Mon avant-dernier kaléidoscope s’intéressait à une fleur commune, si délicate et si fragile , à la robe écarlate et fripée, symbole et symptôme de la biodiversité.
     La fleur de cette semaine n’a pas grand-chose en commun avec le coquelicot. Elle est portée par un arbuste au port buissonnant qui atteint facilement trois mètres de haut. Ses feuilles ovales d’un vert tendre se terminent en pointe fine et allongée ( acuminée dans le langage des botanistes).
   Mais c’est surtout sa fleur qui est remarquable, non pas pour sa forme -petits jupons
blancs superposés et finement découpés- mais pour son parfum inimitable et incommunicable comme beaucoup de parfums. On a parlé à son sujet d’une fragrance proche de la fleur d’oranger et il est souvent surnommé le jasmin des poètes.
 L’étymologie du coquelicot est amusante, celle du seringa (ou seringat) , puisque c’est le nom de notre fleur de la semaine, l’est aussi. Ce nom français lui vient du bas latin  “syringa” signifiant seringue, lui-même emprunté au grec “surinx”. Nous voilà bien avancés, me direz-vous…et on comprend mal la relation entre cet arbuste et la seringue! Attendez! Si je vous dis qu’en grec surinx signifie flûte, roseau coupé et creusé… on voit un peu mieux le bout de… la seringue. Nous y voilà! Le seringat a ainsi été nommé parce que le bois de cet arbrisseau servait, une fois vidé de sa moelle, à faire des seringues, des flûtes.
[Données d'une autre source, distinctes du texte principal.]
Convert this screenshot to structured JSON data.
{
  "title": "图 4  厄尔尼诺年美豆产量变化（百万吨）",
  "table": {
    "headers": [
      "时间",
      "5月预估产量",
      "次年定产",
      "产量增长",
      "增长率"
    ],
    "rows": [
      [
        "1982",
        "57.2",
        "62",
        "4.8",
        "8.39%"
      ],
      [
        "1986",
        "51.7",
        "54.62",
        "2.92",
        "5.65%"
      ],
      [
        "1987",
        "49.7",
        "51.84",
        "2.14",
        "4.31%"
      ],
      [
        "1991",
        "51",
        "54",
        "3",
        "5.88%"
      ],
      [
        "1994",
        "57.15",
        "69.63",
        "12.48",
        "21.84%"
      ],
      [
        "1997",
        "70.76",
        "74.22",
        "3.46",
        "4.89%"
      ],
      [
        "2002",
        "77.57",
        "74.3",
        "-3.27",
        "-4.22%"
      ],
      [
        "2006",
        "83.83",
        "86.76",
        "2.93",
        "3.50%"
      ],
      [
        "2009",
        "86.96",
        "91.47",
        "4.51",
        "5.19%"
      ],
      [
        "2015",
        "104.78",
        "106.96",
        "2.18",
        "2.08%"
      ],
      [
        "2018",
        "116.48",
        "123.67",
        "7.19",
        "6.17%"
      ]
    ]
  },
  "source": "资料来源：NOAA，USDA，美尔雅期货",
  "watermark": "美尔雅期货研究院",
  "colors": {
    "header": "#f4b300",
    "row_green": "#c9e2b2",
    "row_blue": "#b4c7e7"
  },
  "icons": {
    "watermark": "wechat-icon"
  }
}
Et la syrinx est le nom de la flûte de Pan.
    Mais l'”étymojolie” n’est pas finie puisque le seringa bénéficie d’un autre nom: comme vous le savez le latin, cette langue morte, est l’espéranto vivant et la langue universelle des botanistes. Et c’est ainsi que le seringa a été baptisé “Philadelphus” par Linné en hommage au pharaon proche de la nature Ptolémé III, dit “Philadelphe”  (qui aime sa sœur) . Les mariages entre frères et sœurs étaient courants chez les pharaons.
   Si vous avez un jardin, ne vous privez pas de cet arbuste modeste, réclamant peu de soins et résistant au froid comme à la chaleur. Mais il s’exprimera pleinement dans un espace ensoleillé. Je rends visite au mien le soir, le moment de la journée où il exhale le mieux son parfum.   C’est aussi en ce moment qu’il faut profiter du parfum des tilleuls, des sureaux… et des roses…
   “Les chèvrefeuilles et les seringats débordaient les clôtures des  jardins, envoyaient dans la nuit des bouffées d’odeurs amollissantes.” Ce n’est pas moi qui l’écris mais Gustave Flaubert dans ce roman inépuisable qu’est “L’éducation sentimentale”.
                             Pas de kaléidoscope la semaine prochaine.